いつ死んでもおかしくない世界──それは裏社会のことなのだろう。ボスの娘ならば、自分から望んだ訳ではないのに、そんな辛い日々を送っていたのか──、
「それでいいんじゃないか」
「……え?」
「俺だって死にたくても、理想の死に方じゃないからって生きてんだよ。それでお前やグシオンさんにとんでもない迷惑を掛けてたけど、だからって死ぬつもりなんてさらさらねぇよ。そんな理由で死ぬことの方が、俺はずっと迷惑な気がするからな」
その時、今まで静かだった夜風が忙しく吹いて、
「……多分だけど君は『死にたい』んじゃなくて『生きたくない』んだよ。
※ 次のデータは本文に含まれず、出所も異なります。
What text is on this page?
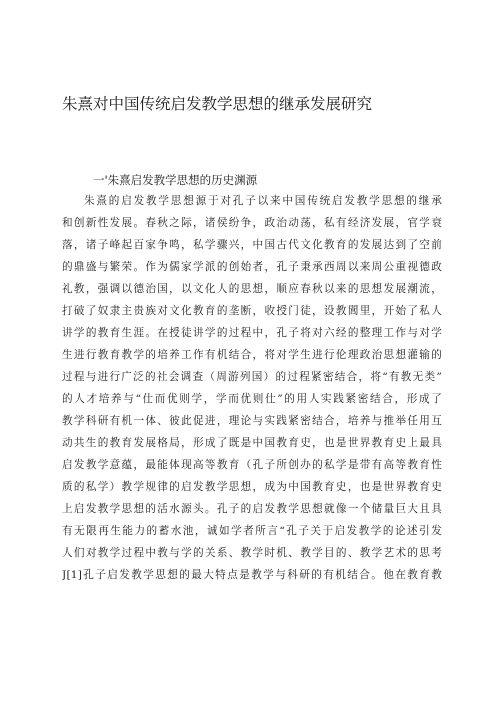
朱熹对中国传统启发教学思想的继承发展研究
一'朱熹启发教学思想的历史渊源
朱熹的启发教学思想源于对孔子以来中国传统启发教学思想的继承
和创新性发展。春秋之际，诸侯纷争，政治动荡，私有经济发展，官学衰
落，诸子峰起百家争鸣，私学骤兴，中国古代文化教育的发展达到了空前
的鼎盛与繁荣。作为儒家学派的创始者，孔子秉承西周以来周公重视德政
礼教，强调以德治国，以文化人的思想，顺应春秋以来的思想发展潮流，
打破了奴隶主贵族对文化教育的垄断，收授门徒，设教閭里，开始了私人
讲学的教育生涯。在授徒讲学的过程中，孔子将对六经的整理工作与对学
生进行教育教学的培养工作有机结合，将对学生进行伦理政治思想灌输的
过程与进行广泛的社会调查（周游列国）的过程紧密结合，将“有教无类”
的人才培养与“仕而优则学，学而优则仕”的用人实践紧密结合，形成了
教学科研有机一体、彼此促进，理论与实践紧密结合，培养与推举任用互
动共生的教育发展格局，形成了既是中国教育史，也是世界教育史上最具
启发教学意蕴，最能体现高等教育（孔子所创办的私学是带有高等教育性
质的私学）教学规律的启发教学思想，成为中国教育史，也是世界教育史
上启发教学思想的活水源头。孔子的启发教学思想就像一个储量巨大且具
有无限再生能力的蓄水池，诚如学者所言“孔子关于启发教学的论述引发
人们对教学过程中教与学的关系、教学时机、教学目的、教学艺术的思考
J[1]孔子启发教学思想的最大特点是教学与科研的有机结合。他在教育教
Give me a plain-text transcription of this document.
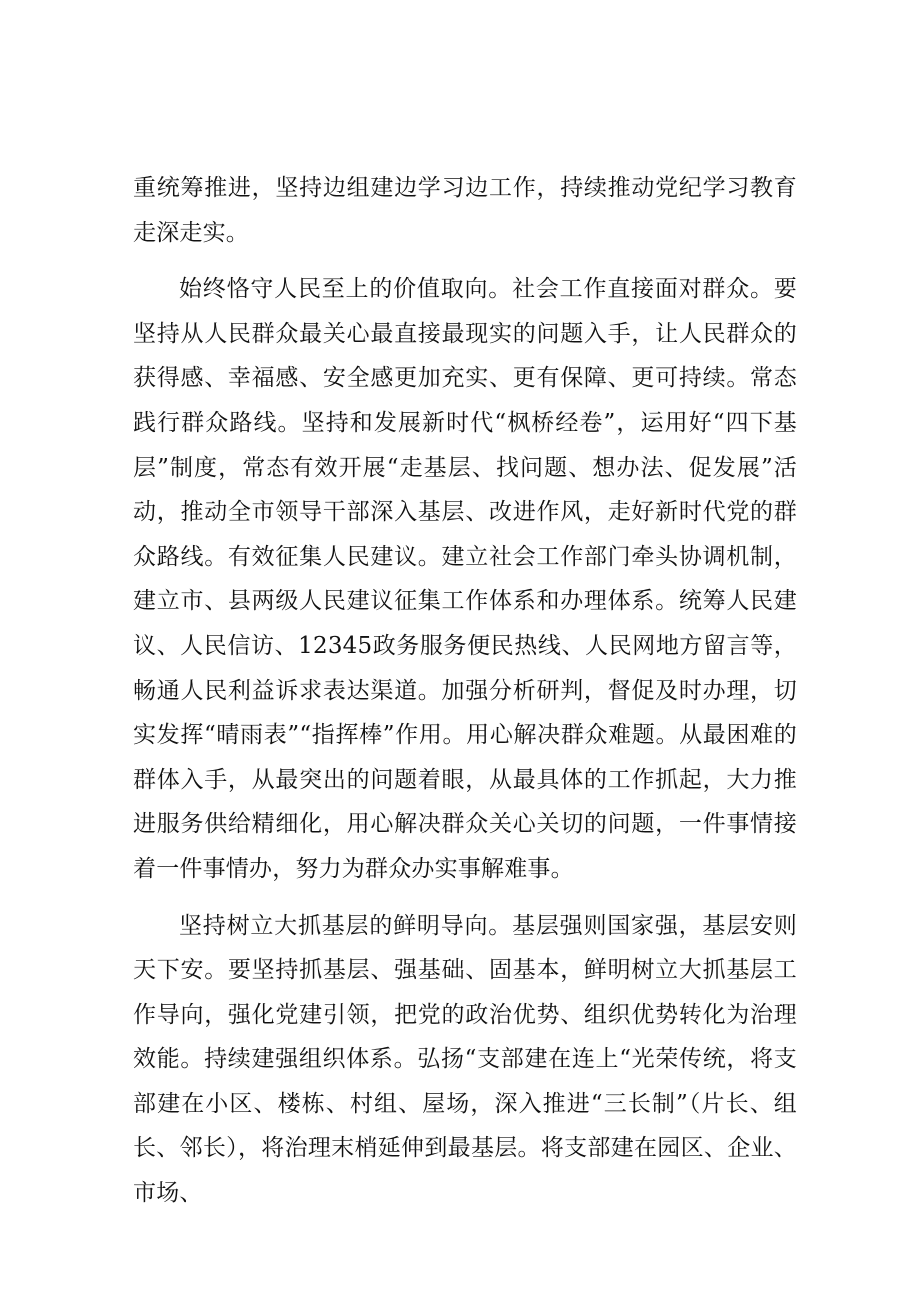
重统筹推进，坚持边组建边学习边工作，持续推动党纪学习教育走深走实。

始终恪守人民至上的价值取向。社会工作直接面对群众。要坚持从人民群众最关心最直接最现实的问题入手，让人民群众的获得感、幸福感、安全感更加充实、更有保障、更可持续。常态践行群众路线。坚持和发展新时代“枫桥经卷”，运用好“四下基层”制度，常态有效开展“走基层、找问题、想办法、促发展”活动，推动全市领导干部深入基层、改进作风，走好新时代党的群众路线。有效征集人民建议。建立社会工作部门牵头协调机制，建立市、县两级人民建议征集工作体系和办理体系。统筹人民建议、人民信访、12345政务服务便民热线、人民网地方留言等，畅通人民利益诉求表达渠道。加强分析研判，督促及时办理，切实发挥“晴雨表”“指挥棒”作用。用心解决群众难题。从最困难的群体入手，从最突出的问题着眼，从最具体的工作抓起，大力推进服务供给精细化，用心解决群众关心关切的问题，一件事情接着一件事情办，努力为群众办实事解难事。

坚持树立大抓基层的鲜明导向。基层强则国家强，基层安则天下安。要坚持抓基层、强基础、固基本，鲜明树立大抓基层工作导向，强化党建引领，把党的政治优势、组织优势转化为治理效能。持续建强组织体系。弘扬“支部建在连上“光荣传统，将支部建在小区、楼栋、村组、屋场，深入推进“三长制”（片长、组长、邻长），将治理末梢延伸到最基层。将支部建在园区、企业、市场、
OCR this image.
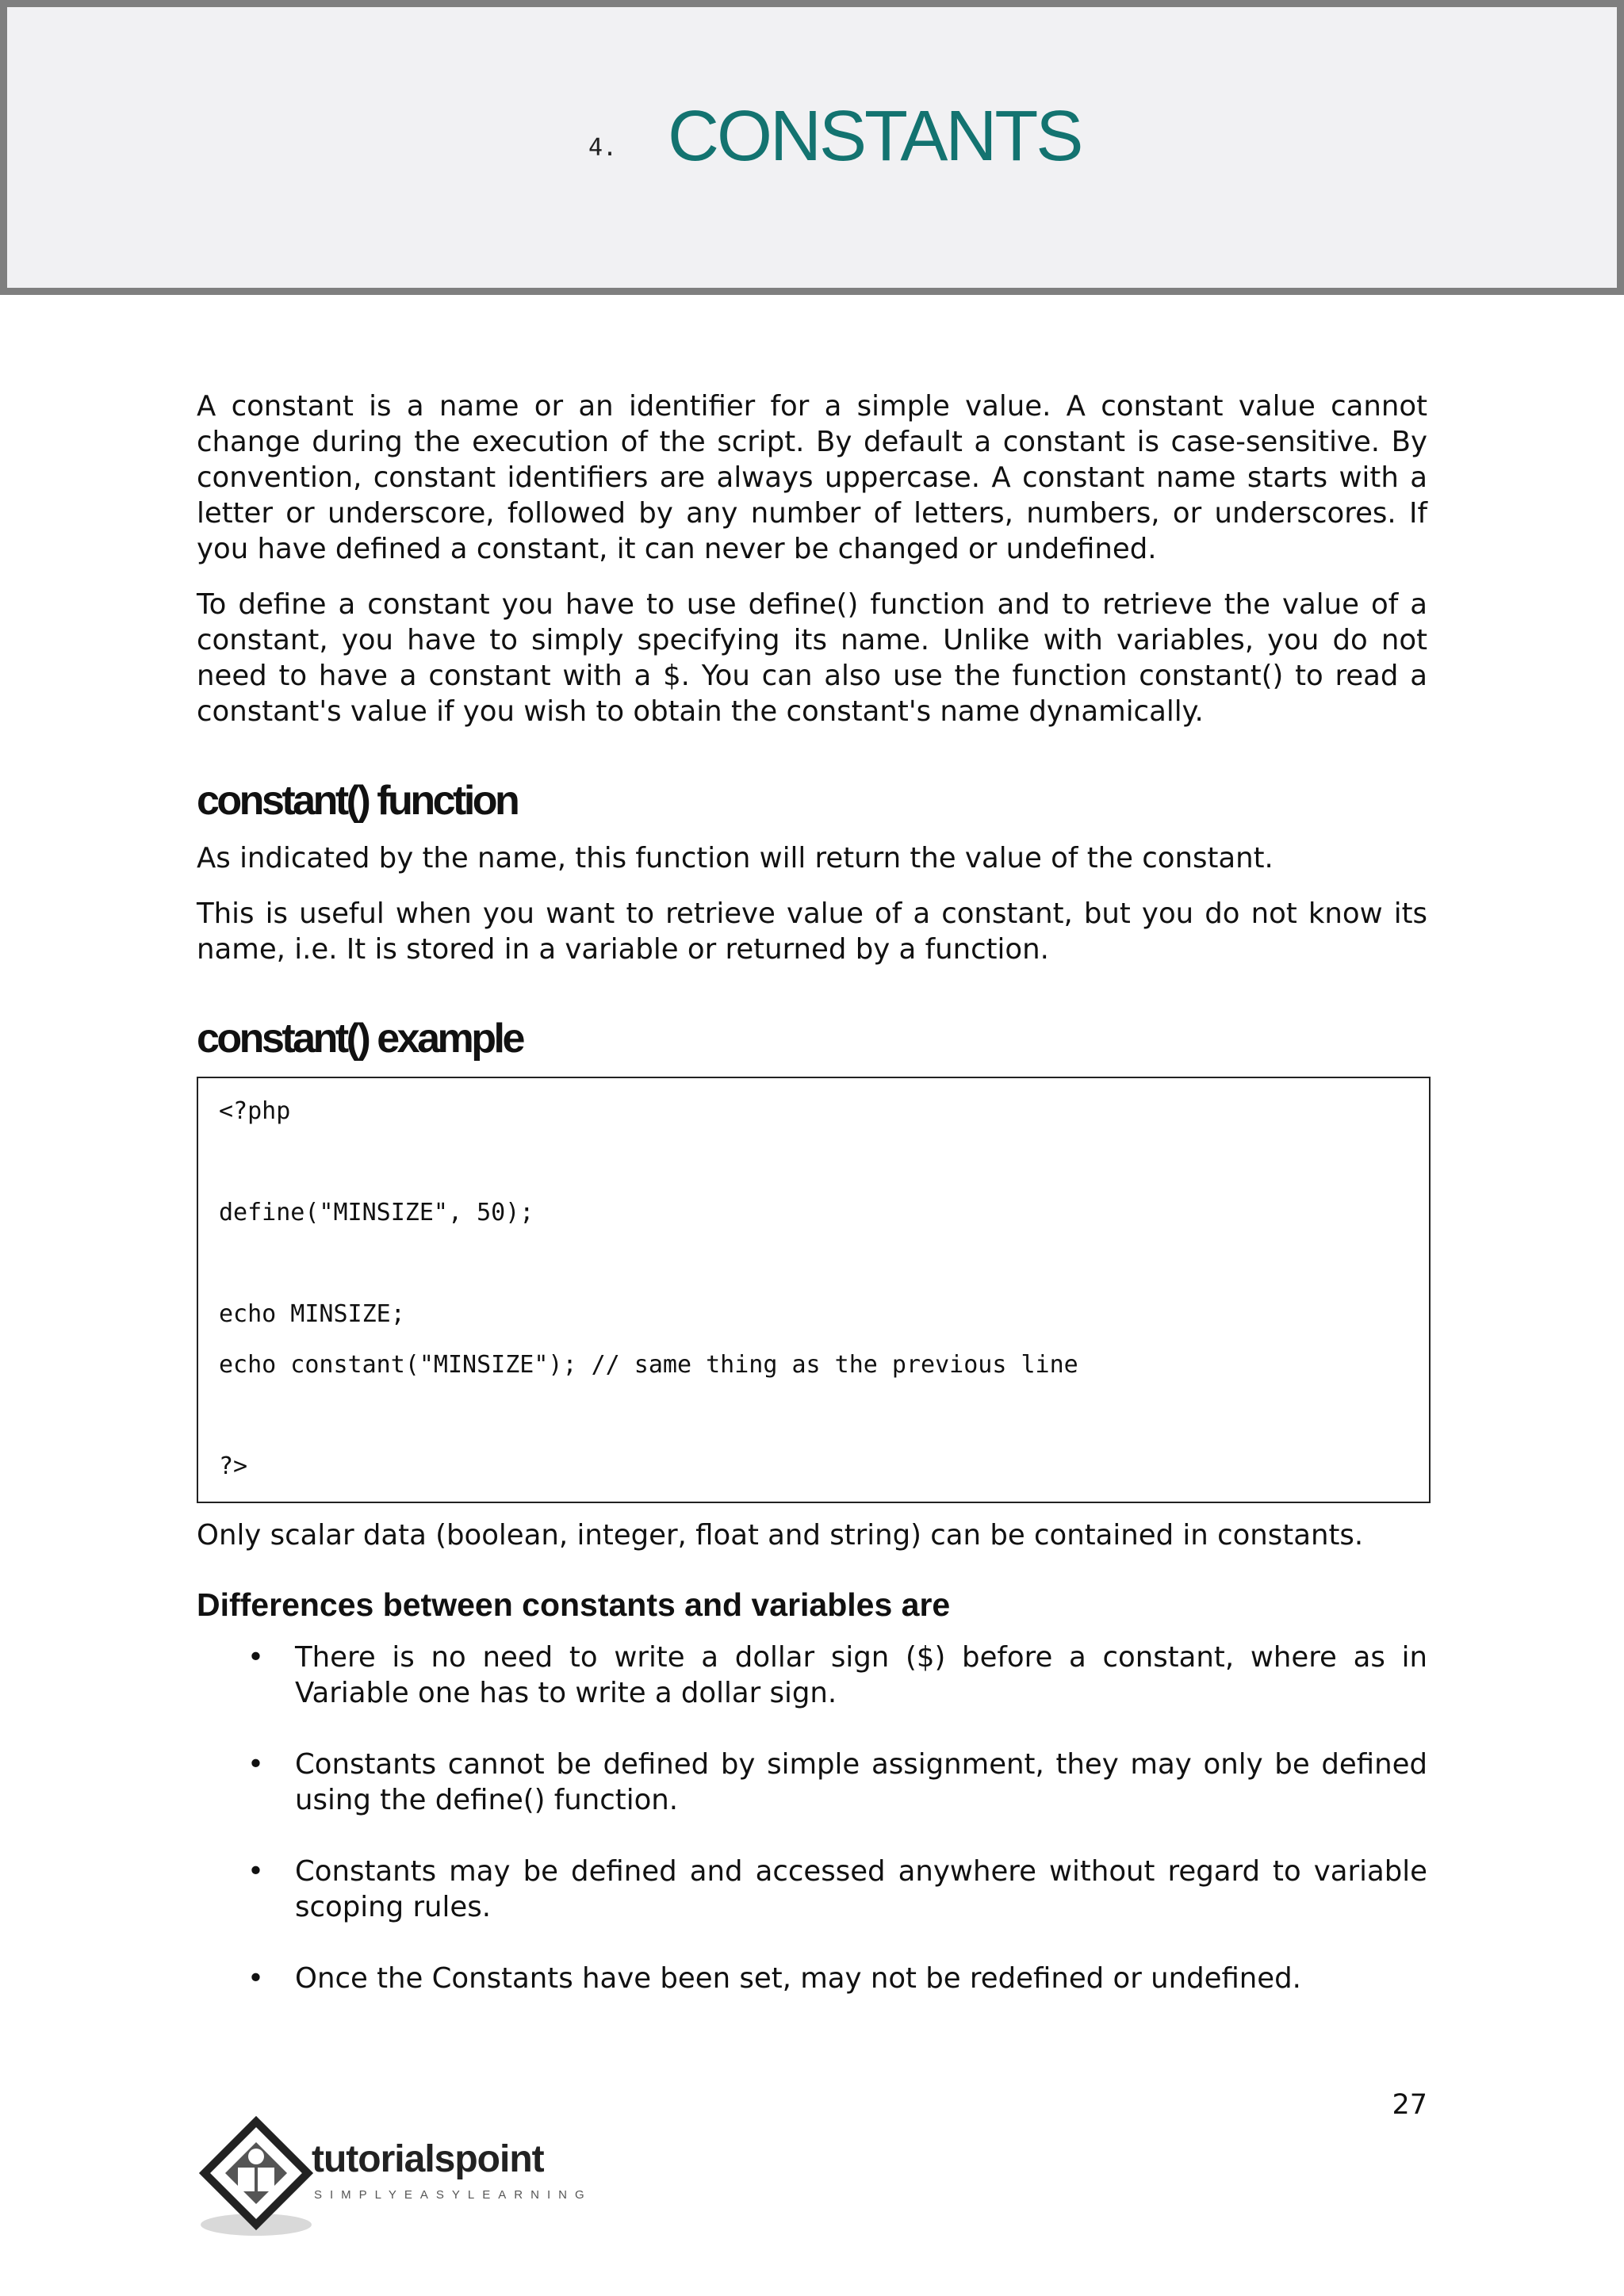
4. CONSTANTS

A constant is a name or an identifier for a simple value. A constant value cannot change during the execution of the script. By default a constant is case-sensitive. By convention, constant identifiers are always uppercase. A constant name starts with a letter or underscore, followed by any number of letters, numbers, or underscores. If you have defined a constant, it can never be changed or undefined.

To define a constant you have to use define() function and to retrieve the value of a constant, you have to simply specifying its name. Unlike with variables, you do not need to have a constant with a $. You can also use the function constant() to read a constant's value if you wish to obtain the constant's name dynamically.

constant() function

As indicated by the name, this function will return the value of the constant.

This is useful when you want to retrieve value of a constant, but you do not know its name, i.e. It is stored in a variable or returned by a function.

constant() example
<?php
define("MINSIZE", 50);
echo MINSIZE;
echo constant("MINSIZE"); // same thing as the previous line
?>

Only scalar data (boolean, integer, float and string) can be contained in constants.

Differences between constants and variables are
• There is no need to write a dollar sign ($) before a constant, where as in Variable one has to write a dollar sign.
• Constants cannot be defined by simple assignment, they may only be defined using the define() function.
• Constants may be defined and accessed anywhere without regard to variable scoping rules.
• Once the Constants have been set, may not be redefined or undefined.
27
tutorialspoint
SIMPLYEASYLEARNING
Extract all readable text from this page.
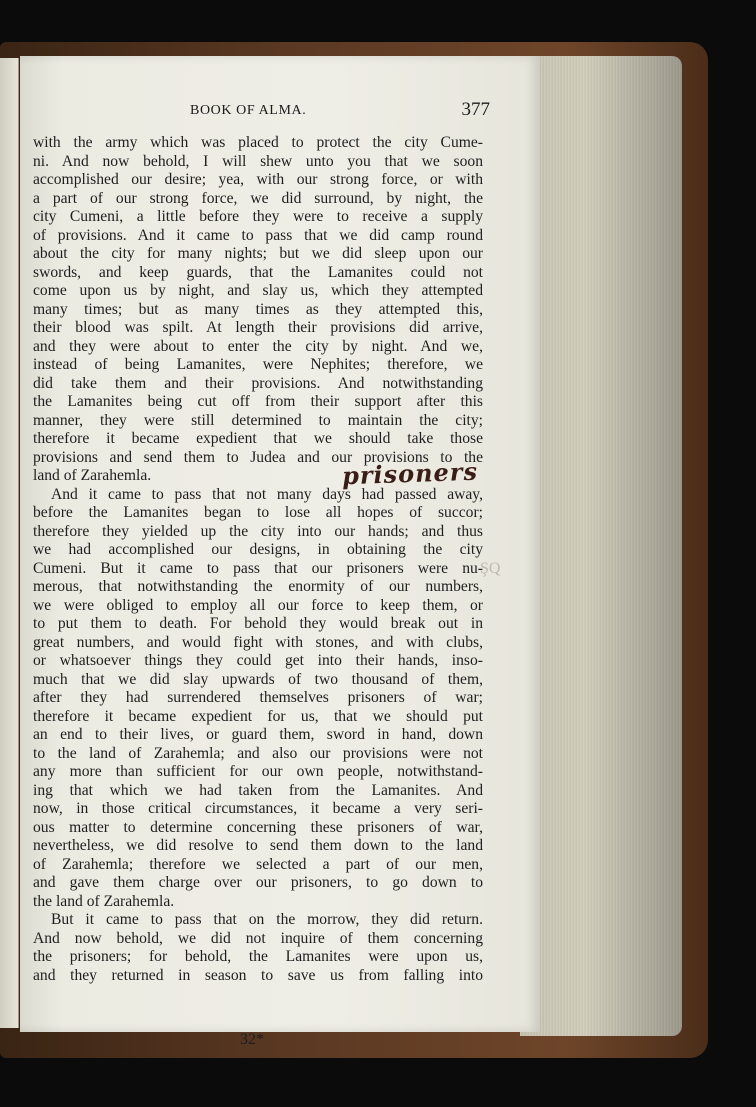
BOOK OF ALMA.	377
with the army which was placed to protect the city Cume-
ni. And now behold, I will shew unto you that we soon
accomplished our desire; yea, with our strong force, or with
a part of our strong force, we did surround, by night, the
city Cumeni, a little before they were to receive a supply
of provisions. And it came to pass that we did camp round
about the city for many nights; but we did sleep upon our
swords, and keep guards, that the Lamanites could not
come upon us by night, and slay us, which they attempted
many times; but as many times as they attempted this,
their blood was spilt. At length their provisions did arrive,
and they were about to enter the city by night. And we,
instead of being Lamanites, were Nephites; therefore, we
did take them and their provisions. And notwithstanding
the Lamanites being cut off from their support after this
manner, they were still determined to maintain the city;
therefore it became expedient that we should take those
provisions and send them to Judea and our provisions to the
land of Zarahemla.
And it came to pass that not many days had passed away,
before the Lamanites began to lose all hopes of succor;
therefore they yielded up the city into our hands; and thus
we had accomplished our designs, in obtaining the city
Cumeni. But it came to pass that our prisoners were nu-
merous, that notwithstanding the enormity of our numbers,
we were obliged to employ all our force to keep them, or
to put them to death. For behold they would break out in
great numbers, and would fight with stones, and with clubs,
or whatsoever things they could get into their hands, inso-
much that we did slay upwards of two thousand of them,
after they had surrendered themselves prisoners of war;
therefore it became expedient for us, that we should put
an end to their lives, or guard them, sword in hand, down
to the land of Zarahemla; and also our provisions were not
any more than sufficient for our own people, notwithstand-
ing that which we had taken from the Lamanites. And
now, in those critical circumstances, it became a very seri-
ous matter to determine concerning these prisoners of war,
nevertheless, we did resolve to send them down to the land
of Zarahemla; therefore we selected a part of our men,
and gave them charge over our prisoners, to go down to
the land of Zarahemla.
But it came to pass that on the morrow, they did return.
And now behold, we did not inquire of them concerning
the prisoners; for behold, the Lamanites were upon us,
and they returned in season to save us from falling into
32*
prisoners
ŞQ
だから自分のことを矛盾してるって勘違いしてるんじゃないか?」
木っ葉はパラパラと舞い散る。
彼女は黙っていたが、その目がゆっくり見開くのが、その黒髪の隙間から見えた。
突然、憂哲の声色が変わった気がした。それだけじゃない。
今まで「お前」と言っていた彼が、何故か「君」と呼称したのだ。
その変化に困惑するほどの違和感を覚えたが、
「『死にたい』と『生きたくない』ってどう違うの――?」
彼女がそう訊ねるや否や、
「……は? 知らねぇよ。急にどうした?」
憂哲の声色が元通りになっていた。
それを当の本人は気付いていないようで、
「貴方……何を言ってるの?」
「それはこっちの台詞だよ。……まぁいいや。とにかく生きろ。境遇が辛いからって死のうとするな」
「……」
彼女は鋭い眼で憂哲を正視する。
「……何だよ」
「前々から思ってたけど、貴方って随分な変わり者ね」
「そうか? 俺からしたらお前も大概だぞ」
「私は仕方ないじゃない。マフィアだもの」
「そのマフィアを理由にするの、重たくて突っ込みしづらいから止めないか?」
いつの間にか、二人は気兼ねなく話せるようになっていた。
「それにしても、このまま林の中を彷徨っていても意味がないわ。早いところ別動隊と合流しないと――」
「おい、アレを見ろよ」
憂哲が怪しみながら指を差した。
その方向の先には、この真夜中にはそぐわない複数の明かりがあった。
それらは不規則な動きを見せ、それが二人の警戒心を強める。
「言ってた別動隊……ではないよな?」
「そうね、そもそもこんな中から探し出すとは思えないわ」
追手はすでに彼らの近くまで迫っていた。